In the metallurgical industries sector, Egyptalum in Nagaa Hammadi witnessed several development and expansion projects, including the operation of a new aluminum wire production line with a capacity of 60,000 tons per year, projects to produce pharmaceutical packaging discs, cold rolling, alumina silos, aluminum scrap recycling, and rehabilitation of the current smelter to ensure production continuity until 2045. An agreement was also signed to establish a 1 GW solar power plant in cooperation with Scatec of Norway, with investments of USD 650 million, to supply the complex with clean energy, supporting environmental sustainability and export growth. Work also progressed on the phosphate ore upgrading project in partnership with Wilson (India). The steel and cast iron foundry at Delta Steel Company was operated with a capacity of 10,000 tons per year, and the fifth furnace project at the Egyptian Ferroalloys Company is being prepared to increase production by 30%, with a capacity of 15,000 tons per year.
In the chemical industries sector, progress continued on the ammonia compressor rehabilitation project at El Nasr Fertilizers Company in Suez, aiming to double production capacity to 400 tons per day, with trial operations expected in March 2026. Work also accelerated on the nitric acid and ammonium nitrate project at KIMA, including a 600-ton/day nitric acid unit and an 800-ton/day ammonium nitrate unit. A LED lighting components production line at Niaza was launched in May 2025, and the production of 200,000 rail fasteners for the high-speed rail project was awarded to Sigwart Company, valued at EGP 740 million. Contracts were signed in August 2025 with Capsom (China) for Egypt’s first chlorine granules factory, and financing agreements were concluded with the National Bank of Egypt and CIB in November 2025.
In the tourism and hotels sector, the Ministry continued to maximize returns on tourism assets through hotel development, including the completion and operation of hotels in Ras El Bar and Abu Simbel, launching the revival of the historic Continental Hotel in downtown Cairo under the Taj brand, accelerating work on the Shepheard Hotel, expanding hotel capacity in several locations, and upgrading tourism transport fleets. In the construction and real estate development sector, affiliated companies continued implementing major national projects, including “Haya Karima”, expanding operations abroad, and achieving notable progress in real estate development projects.
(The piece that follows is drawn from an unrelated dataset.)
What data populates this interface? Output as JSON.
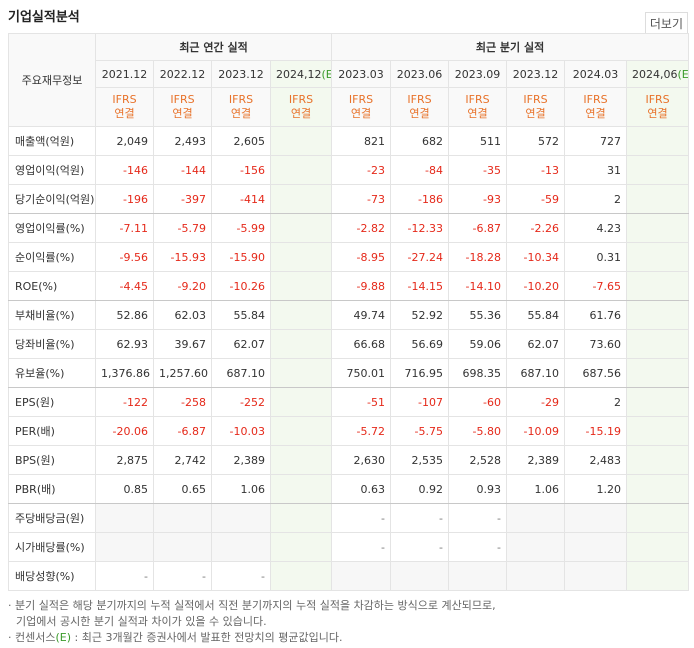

Highlights include launching a new visual identity for Misr Al Gadida Company, reopening Ghurnata Palace on its 120th anniversary, and launching the “Jadinah” project in New Heliopolis. In conclusion, the 2025 achievements affirm the Ministry of Public Business Sector’s commitment to continuing comprehensive reform and development, maximizing the value of state assets, strengthening partnerships with the private sector, and attracting international investments—supporting the national economy and achieving sustainable development within the framework of the New Republic.